El hombre canoso dijo que a su juicio no había mucha diferencia entre una cosa y la otra, y pasó la mano izquierda por debajo del brazo en que se apoyaba la chica, deslizando los dedos paulatinamente hacia arriba, por entre las tibias superficies de su pecho y su antebrazo. Extendió la mano derecha hacia el teléfono. Para alcanzarlo sin tantear, tuvo que erguirse un poco más, lo que hizo que su cabeza rozara la pantalla del velador. En ese instante, la luz fue especialmente, netamente halagüeña para su pelo gris, casi totalmente blanco. Aunque desordenado en ese momento, era evidente que se lo había hecho cortar hacía poco, o, más bien, recortar. La nuca y las patillas tenían el corte convencional pero en los costados y arriba el pelo era más bien largo, y resultaba, en realidad, hasta casi "distinguido".

-¿Hola? -dijo, con voz sonora. La chica permaneció semiincorporada sobre el antebrazo y lo observó. Sus ojos, simplemente abiertos, más que alerta o pensativos, reflejaban sobre todo su propio tamaño y su color.

Una voz de hombre -remota, de una ligereza brusca, dadas las circunstancias- llegó desde el otro lado:

-¿Lee? ¿Te desperté?

El hombre canoso echó una rápida mirada hacia su izquierda, a la chica.
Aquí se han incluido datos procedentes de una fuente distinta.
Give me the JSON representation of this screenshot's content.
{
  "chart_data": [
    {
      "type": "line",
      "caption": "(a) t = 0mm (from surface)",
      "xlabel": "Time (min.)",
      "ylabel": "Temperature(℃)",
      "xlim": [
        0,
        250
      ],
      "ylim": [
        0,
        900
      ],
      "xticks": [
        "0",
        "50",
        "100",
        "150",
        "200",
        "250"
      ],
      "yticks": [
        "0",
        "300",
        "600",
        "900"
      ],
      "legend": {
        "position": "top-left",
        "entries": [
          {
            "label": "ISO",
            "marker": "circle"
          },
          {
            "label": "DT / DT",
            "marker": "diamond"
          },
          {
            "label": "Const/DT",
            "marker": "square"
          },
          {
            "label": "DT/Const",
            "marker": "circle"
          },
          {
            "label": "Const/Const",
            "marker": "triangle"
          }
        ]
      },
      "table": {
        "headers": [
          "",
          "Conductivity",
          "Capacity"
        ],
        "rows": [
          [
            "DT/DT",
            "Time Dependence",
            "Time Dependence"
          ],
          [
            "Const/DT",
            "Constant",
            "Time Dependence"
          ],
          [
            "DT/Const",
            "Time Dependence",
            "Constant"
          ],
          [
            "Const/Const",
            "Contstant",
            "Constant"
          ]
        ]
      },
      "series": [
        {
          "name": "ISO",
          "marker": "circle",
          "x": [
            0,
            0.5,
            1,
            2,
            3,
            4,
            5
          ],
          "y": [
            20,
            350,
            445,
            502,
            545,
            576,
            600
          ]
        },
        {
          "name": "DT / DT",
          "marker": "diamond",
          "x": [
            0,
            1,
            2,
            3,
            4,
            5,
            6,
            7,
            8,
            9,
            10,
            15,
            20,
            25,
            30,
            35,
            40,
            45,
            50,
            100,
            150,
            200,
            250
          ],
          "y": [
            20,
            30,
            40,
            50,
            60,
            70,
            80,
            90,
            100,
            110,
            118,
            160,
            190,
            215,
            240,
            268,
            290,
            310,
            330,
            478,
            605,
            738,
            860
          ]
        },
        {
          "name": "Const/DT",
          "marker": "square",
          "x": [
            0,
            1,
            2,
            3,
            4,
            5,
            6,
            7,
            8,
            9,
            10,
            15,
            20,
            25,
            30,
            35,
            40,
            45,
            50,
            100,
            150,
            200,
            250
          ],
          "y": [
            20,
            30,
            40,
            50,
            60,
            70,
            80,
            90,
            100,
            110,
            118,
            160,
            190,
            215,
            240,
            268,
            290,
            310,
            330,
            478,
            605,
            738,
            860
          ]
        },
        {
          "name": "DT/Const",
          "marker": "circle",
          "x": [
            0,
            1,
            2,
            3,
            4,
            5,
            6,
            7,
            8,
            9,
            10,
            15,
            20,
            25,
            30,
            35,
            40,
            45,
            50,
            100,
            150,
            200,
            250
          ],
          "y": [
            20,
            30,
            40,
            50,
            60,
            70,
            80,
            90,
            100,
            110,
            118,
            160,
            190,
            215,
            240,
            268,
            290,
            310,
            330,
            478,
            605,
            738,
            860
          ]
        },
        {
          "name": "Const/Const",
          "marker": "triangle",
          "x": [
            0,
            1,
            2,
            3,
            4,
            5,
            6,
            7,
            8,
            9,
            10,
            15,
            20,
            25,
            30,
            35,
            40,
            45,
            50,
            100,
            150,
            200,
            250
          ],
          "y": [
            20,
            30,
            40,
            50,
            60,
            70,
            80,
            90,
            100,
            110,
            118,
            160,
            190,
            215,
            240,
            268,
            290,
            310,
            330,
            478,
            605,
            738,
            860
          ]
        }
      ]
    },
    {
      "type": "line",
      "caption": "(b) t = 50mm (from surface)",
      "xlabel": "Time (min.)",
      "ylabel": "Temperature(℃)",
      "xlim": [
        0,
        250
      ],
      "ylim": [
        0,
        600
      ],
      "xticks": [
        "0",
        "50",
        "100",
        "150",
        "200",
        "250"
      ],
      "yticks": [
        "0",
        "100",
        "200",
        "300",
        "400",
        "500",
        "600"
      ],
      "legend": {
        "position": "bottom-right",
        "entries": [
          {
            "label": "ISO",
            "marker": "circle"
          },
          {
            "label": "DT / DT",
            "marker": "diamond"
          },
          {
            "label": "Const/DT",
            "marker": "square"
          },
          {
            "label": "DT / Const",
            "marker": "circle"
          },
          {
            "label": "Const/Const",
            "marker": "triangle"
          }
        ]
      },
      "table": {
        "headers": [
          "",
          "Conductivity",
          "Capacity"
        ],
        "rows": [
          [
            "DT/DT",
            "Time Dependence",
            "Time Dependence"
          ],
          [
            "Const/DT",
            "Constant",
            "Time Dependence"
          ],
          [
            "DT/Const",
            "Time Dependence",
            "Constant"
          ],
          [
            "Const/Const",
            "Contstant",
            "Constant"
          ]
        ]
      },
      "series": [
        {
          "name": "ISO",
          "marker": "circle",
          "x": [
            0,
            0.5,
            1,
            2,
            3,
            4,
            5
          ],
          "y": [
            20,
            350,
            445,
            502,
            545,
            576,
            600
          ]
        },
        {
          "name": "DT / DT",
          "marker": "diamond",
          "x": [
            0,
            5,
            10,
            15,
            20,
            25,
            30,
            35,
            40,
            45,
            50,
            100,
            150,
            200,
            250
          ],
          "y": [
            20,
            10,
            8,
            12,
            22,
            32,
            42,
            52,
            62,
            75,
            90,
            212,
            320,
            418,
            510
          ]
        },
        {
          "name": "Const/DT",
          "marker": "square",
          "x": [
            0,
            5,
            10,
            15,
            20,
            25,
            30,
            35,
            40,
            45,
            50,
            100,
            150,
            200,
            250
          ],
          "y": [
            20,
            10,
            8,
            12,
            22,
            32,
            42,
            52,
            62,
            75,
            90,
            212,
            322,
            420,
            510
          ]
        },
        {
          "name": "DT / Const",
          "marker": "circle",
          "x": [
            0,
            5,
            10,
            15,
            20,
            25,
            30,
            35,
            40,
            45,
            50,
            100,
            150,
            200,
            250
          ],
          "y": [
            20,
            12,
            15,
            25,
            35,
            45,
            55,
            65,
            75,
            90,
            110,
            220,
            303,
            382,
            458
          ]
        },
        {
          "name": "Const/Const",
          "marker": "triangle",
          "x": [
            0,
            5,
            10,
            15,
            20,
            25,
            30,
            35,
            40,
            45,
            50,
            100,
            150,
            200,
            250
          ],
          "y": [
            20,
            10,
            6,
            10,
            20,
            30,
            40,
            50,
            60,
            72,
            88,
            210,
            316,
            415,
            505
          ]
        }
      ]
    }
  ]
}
-¿Quién habla? -preguntó-. ¿Arthur?

-Sí... ¿te desperté?

-No, no. Estoy acostado, leyendo. ¿Pasa algo?

-¿Estás seguro de que no te desperté? ¿Lo juras?

-No, no, en absoluto -dijo el hombre canoso-. La verdad es que apenas si duermo un promedio de cuatro horas miserables...

-Te llamo, Lee, porque... ¿No te fijaste a qué hora salió Joanie? ¿No sabes si se fue con los Ellenbogen, por casualidad?

El hombre canoso miró otra vez a la izquierda, pero ahora más alto, más allá de la chica, que lo observaba como podría hacerlo un joven policía irlandés de ojos azules.

-No, Arthur, no vi nada -dijo, con los ojos fijos en la penumbra del otro lado de la habitación donde se juntaban la pared y el cielo raso-. ¿No se fue contigo?

-No, diablos, no. Entonces ¿no la viste salir?

-Bueno, no, en realidad, no la vi, Arthur -dijo el hombre de pelo entrecano-. La verdad es que no vi un comino en toda la noche. Apenas entré me envolvieron en una discusión con ese rufián francés, o vienés, o de dónde demonios sea. Estos infelices de extranjeros siempre están tratando de conseguir un consejo jurídico gratuito. ¿Por qué? ¿Qué pasa? ¿Se perdió Joanie?

-¡Dios mío! ¡Vaya a saber! Yo no sé. Tú la conoces, cuando empieza a tomar y a querer divertirse. Yo no sé. A lo mejor casualmente...

-¿Llamaste a los Ellenbogen? -preguntó el hombre canoso.

-Sí. Todavía no llegaron. No sé. Diablos, ¡ni siquiera estoy seguro de que se haya ido con ellos! Pero te digo una cosa, una sola cosa. Basta de romperme la cabeza. En serio. Esta vez lo digo en serio. Estoy harto. Cinco años. ¡Dios mío!